Los poemas de El circo roto, desde un lenguaje sencillo y directo, nos hablan sin tapujos de un proceso psíquico en plena evolución. No es el testimonio alucinado de un loco delirante. Por el contrario, este libro parece estar escrito para tomar consciencia de ese proceso. Es el poema el que da forma a la locura y, de alguna manera, ayuda a diagnosticarla: “La poesía como estado es enfermedad, el poema la salud. Desde el fondo de la tormenta, desde el delirio se yergue un lenguaje, el poema (…) La escritura poética es un punto de salud en cuanto a que traduce y ordena ese material caótico y confuso” (2008: 882-883). La escritura es la sanación, es ella a la que apuestan los poetas; en ella tienen más fe que en las pastillas.
También Armando Rojas Guardia es uno de los pocos poetas venezolanos que ha atravesado severas crisis psíquicas y ha sido capaz de dejar un testimonio coherente y ajustado a la experiencia en toda su escritura, especie de mapa que conduce al corazón de las tinieblas del inconsciente.
En el año 2008, Rojas Guardia publicó “La desnudez del loco”, un largo texto que evidencia un profundo aprendizaje sobre su propia experiencia en un hospital psiquiátrico: “El poema está dedicado a Jean-Marc Tauszik, que es mi actual terapista, porque a mediados del 2004, después de una magistral interpretación de un sueño que llevé a la consulta, él me dijo lo siguiente: «Armando, así como Rafael Cadenas le dedicó un poema a la derrota y otro al fracaso, tú deberías dedicarle un texto literario a la locura, la cual ha significado para ti no sólo una fuente de conflictos interiores, de sufrimientos y de ‘noches oscuras’, sino también un impulso psíquico y espiritual hacia niveles superiores de consciencia»” (2006: 69), dice en una entrevista a Ana María del Ré.

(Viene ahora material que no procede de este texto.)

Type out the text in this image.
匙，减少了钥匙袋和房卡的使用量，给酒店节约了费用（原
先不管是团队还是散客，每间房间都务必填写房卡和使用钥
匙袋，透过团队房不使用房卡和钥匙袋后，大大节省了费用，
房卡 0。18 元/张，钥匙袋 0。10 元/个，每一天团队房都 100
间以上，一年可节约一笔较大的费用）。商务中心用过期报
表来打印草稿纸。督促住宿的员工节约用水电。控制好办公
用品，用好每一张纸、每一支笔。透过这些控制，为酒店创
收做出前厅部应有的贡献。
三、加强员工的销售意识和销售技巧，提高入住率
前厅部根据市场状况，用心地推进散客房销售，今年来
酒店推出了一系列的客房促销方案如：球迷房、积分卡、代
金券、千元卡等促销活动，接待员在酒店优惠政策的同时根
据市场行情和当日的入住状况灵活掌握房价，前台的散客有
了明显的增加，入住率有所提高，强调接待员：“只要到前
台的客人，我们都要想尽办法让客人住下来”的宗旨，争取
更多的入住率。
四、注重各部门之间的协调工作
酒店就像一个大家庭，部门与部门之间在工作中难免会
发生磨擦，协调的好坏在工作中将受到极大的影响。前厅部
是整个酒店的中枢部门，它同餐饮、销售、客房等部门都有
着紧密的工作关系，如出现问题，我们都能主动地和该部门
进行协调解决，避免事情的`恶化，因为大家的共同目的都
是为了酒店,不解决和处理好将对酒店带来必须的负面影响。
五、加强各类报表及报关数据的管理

La faceta ensayística de Armando Rojas Guardia tampoco obvia las experiencias psicóticas; por el contrario, son el componente primordial de sus textos en prosa. En El dios de la intemperie (1985) la emprende contra cierta psiquiatría: “En contra de cierta banalidad psiquiátrica convencional, estoy igualmente convencido de que mucho de lo que ésta llama «enfermedad» es una forma de lucidez” (2006: 69). El calidoscopio de Hermes (1989) gira y muestra siluetas que hablan de la “paz inapelable” lograda a través de la “auténtica plegaria”, gracias a la cual “no me he vuelto loco y me mantengo vivo” (Ibidem: 204). Y Crónica de la memoria (1999) es una lujosa narración —que podríamos comparar a una charla con Rafael López Pedraza, terapeuta-Virgilio del poeta— en la que el poeta se dirige a sí mismo: “La locura es —lo pensabas mientras convalecías, sentado en medio del patio interno de la clínica— una ocasión para leer criptográficamente mensajes ontológicos que sólo ella devela. Con razón, el loco era tenido en la Edad Media como un hierofante” (Ibidem: 387).
A través de una lectura ceñida del testimonio de estos poetas-pacientes psiquiátricos, convertido en objeto textual acabado: los poemas, intentaré rastrear el vínculo entre locura y poesía tantas veces intuido y sugerido por muchas obras.